Wednesday, July 17, 2013

When Fear Worsens Back Pain

Are your emotions influencing your pain? Studies suggest that our mental health plays a role in our experience with pain, particularly in people with musculoskeletal symptoms like back pain and whiplash.
Although depression has been linked to back pain, you don’t have to be clinically depressed to have your mental health affect your recovery from an injury. A new study found that in people with low-back pain, psychological symptoms can actually affect muscle functioning in the lower back.
“This provides preliminary support [of] an interaction between biological and psychological features of LBP [low-back pain], suggesting this condition may be best understood if these domains are not considered in isolation,” wrote lead author Nicholas V. Karayannis of the University of Queensland in Australia.

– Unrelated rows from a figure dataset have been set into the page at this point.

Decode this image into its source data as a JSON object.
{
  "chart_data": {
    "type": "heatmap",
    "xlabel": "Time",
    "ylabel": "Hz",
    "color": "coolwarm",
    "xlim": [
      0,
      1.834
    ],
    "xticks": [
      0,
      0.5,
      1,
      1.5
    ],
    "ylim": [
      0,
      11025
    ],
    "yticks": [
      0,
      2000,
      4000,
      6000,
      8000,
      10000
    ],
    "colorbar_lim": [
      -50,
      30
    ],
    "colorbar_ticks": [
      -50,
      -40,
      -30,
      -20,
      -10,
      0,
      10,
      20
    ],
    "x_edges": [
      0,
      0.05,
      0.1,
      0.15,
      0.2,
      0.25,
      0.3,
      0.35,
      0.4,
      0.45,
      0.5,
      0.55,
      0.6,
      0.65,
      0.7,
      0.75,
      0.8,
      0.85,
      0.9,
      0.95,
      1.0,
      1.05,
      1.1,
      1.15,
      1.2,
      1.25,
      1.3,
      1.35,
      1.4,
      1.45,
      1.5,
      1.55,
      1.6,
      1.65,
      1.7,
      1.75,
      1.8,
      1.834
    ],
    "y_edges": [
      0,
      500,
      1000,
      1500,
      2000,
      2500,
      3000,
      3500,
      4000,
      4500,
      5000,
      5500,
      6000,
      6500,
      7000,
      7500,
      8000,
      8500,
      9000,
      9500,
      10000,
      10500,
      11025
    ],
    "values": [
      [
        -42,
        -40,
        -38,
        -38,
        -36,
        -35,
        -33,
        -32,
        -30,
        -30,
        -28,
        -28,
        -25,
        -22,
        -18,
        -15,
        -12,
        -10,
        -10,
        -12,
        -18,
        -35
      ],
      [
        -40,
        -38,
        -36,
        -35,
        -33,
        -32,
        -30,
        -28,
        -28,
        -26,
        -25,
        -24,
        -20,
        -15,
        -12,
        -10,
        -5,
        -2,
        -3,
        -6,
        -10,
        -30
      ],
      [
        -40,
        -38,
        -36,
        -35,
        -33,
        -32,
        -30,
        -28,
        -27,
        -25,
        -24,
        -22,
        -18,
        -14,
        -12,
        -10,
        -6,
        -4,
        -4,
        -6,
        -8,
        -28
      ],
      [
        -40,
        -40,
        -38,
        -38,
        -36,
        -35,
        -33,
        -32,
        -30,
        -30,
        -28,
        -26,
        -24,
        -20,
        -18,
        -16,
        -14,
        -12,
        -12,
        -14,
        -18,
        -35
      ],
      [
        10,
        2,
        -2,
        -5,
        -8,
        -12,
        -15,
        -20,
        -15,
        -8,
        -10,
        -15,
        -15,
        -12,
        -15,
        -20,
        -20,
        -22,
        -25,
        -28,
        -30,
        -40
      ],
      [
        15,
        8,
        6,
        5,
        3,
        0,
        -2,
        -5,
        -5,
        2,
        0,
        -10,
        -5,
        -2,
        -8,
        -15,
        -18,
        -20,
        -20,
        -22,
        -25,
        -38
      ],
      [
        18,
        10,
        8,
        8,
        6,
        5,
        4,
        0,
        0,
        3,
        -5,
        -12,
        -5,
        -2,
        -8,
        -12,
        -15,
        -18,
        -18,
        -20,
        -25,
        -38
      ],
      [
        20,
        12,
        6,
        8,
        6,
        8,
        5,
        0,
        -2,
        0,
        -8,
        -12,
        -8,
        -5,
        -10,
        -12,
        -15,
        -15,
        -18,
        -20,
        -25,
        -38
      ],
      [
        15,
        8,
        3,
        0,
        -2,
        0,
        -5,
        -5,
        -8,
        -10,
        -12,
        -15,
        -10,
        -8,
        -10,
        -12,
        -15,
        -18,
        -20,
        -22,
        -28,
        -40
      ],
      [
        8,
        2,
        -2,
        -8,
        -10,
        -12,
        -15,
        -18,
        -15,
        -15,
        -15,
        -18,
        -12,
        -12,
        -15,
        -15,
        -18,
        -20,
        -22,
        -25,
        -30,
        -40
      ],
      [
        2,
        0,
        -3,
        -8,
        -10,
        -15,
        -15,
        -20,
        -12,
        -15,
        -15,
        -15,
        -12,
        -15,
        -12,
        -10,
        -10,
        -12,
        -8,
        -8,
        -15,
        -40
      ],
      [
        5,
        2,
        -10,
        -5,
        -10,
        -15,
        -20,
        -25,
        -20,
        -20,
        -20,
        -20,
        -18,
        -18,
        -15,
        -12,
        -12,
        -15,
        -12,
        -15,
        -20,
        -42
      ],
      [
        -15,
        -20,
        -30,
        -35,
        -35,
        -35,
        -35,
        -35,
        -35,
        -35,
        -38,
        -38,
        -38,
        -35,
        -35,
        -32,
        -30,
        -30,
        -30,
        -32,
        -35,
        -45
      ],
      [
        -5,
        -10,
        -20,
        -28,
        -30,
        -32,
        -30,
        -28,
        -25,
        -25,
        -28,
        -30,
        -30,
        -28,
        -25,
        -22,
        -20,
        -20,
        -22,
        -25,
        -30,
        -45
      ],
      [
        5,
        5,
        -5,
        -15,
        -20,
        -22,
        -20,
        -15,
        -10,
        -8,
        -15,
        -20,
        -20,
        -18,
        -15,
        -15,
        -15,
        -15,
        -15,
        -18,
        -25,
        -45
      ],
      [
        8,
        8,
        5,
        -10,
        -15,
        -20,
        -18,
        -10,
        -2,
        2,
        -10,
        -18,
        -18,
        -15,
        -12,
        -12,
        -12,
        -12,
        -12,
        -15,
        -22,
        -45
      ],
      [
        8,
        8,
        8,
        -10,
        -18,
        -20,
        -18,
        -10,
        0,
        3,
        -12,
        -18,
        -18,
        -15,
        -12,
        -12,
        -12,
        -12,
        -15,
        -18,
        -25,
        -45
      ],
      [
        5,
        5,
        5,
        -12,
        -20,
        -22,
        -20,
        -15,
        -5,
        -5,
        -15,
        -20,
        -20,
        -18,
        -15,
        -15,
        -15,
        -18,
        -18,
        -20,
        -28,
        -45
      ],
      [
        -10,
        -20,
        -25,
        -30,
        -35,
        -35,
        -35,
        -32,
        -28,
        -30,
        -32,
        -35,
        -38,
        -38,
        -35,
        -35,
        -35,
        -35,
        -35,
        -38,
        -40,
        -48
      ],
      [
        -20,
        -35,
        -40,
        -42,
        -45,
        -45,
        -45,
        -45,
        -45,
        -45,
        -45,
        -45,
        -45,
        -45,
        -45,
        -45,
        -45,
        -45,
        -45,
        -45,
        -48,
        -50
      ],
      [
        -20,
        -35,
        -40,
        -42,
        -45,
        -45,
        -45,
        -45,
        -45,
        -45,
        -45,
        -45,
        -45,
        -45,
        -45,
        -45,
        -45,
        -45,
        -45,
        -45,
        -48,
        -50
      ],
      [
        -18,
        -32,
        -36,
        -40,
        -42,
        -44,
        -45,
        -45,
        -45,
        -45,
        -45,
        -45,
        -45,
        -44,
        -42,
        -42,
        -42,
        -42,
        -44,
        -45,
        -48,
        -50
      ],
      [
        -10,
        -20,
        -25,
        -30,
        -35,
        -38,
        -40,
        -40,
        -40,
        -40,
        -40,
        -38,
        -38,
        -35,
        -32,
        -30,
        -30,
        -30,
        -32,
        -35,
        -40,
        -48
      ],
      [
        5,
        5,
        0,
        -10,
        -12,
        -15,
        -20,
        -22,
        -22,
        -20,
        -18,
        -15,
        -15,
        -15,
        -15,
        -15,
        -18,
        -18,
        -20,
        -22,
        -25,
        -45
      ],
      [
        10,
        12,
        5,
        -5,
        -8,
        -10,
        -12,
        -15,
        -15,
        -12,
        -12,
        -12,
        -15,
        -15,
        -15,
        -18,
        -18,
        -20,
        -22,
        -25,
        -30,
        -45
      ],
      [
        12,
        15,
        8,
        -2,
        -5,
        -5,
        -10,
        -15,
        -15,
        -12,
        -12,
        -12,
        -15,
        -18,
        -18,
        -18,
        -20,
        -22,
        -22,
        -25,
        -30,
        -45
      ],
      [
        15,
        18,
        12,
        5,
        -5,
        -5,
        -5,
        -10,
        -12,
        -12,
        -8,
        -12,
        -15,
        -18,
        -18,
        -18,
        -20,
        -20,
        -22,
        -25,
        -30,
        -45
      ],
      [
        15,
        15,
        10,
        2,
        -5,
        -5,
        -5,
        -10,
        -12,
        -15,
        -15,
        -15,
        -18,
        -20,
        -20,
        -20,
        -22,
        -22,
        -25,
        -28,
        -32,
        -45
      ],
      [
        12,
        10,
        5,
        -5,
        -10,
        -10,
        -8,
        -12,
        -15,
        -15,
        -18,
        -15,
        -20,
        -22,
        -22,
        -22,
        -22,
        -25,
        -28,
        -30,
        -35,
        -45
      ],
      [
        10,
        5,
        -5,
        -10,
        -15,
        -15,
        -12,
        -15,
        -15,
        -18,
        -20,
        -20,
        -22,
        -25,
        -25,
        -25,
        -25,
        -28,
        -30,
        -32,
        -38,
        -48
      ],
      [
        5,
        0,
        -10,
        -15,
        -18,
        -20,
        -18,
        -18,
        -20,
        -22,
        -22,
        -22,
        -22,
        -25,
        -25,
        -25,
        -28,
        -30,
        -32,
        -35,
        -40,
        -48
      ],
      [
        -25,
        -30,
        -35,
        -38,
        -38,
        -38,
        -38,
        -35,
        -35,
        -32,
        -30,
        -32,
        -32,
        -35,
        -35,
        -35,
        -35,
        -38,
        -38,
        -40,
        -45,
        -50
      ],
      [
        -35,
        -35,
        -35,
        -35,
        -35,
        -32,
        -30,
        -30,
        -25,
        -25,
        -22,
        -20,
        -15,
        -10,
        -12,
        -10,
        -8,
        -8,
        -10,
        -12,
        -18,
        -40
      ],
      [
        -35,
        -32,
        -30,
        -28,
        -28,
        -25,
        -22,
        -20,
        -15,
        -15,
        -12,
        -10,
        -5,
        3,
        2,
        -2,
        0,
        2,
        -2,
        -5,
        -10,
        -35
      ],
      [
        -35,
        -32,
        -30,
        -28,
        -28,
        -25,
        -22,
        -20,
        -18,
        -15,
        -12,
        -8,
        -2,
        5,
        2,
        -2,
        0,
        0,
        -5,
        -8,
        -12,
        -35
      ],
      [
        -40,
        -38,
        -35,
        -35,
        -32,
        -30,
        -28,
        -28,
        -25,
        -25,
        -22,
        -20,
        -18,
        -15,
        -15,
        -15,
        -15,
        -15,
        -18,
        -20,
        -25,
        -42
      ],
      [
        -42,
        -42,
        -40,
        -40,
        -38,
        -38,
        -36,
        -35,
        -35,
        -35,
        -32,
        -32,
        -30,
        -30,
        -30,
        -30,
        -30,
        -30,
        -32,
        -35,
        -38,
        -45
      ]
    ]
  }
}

Back Pain and Fear of Movement Study
Nineteen patients with low-back pain filled out questionnaires about their mental health, pain catastrophizing, fear avoidance beliefs, and fear of movement (kinesiophobia). In one test, participants were shown photographs of people performing different activities and were asked to rate how harmful or painful they believed that activity would be.
Next the participants were wired up to a device that allowed researchers to track minute changes in the trunk muscles. Researchers were interested in measuring how well the muscles could react to shifts in weight and balance.
They hypothesized that people with more psychological symptoms would have stiffer trunk muscles, poorer function, and depression. They were surprised to discover that trunk stiffness was related to some—but not all— of the psychological symptoms evaluated. Fear of movement was most closely linked to greater stiffness when participants responded to a forward disturbance in weight. Other factors like pain catastrophizing, depression, and disability were not significantly associated with stiffness, and none of the psychological factors were related to damping (the body’s ability to respond to velocity).
Researchers proposed that there may be “other ways the human system responds to catastrophizing and disability, which are not represented or manifested through these mechanical behaviors.”
They concluded that their findings provide preliminary evidence of a link between the psychological and biological factors of back pain, and stressed the importance of addressing both concerns simultaneously.
How Active Rehab Can Help
Active rehabilitation treatments, like exercise therapies and chiropractic adjustments, have been shown to be effective for relieving back pain and preventing chronic symptoms. These treatments can help you restore mobility and regain confidence as your spine and muscles heal. Cognitive behavioral therapy can also be beneficial for back pain patients, since research suggests that a combination of CBT and exercise is as effective as lumbar fusion surgery.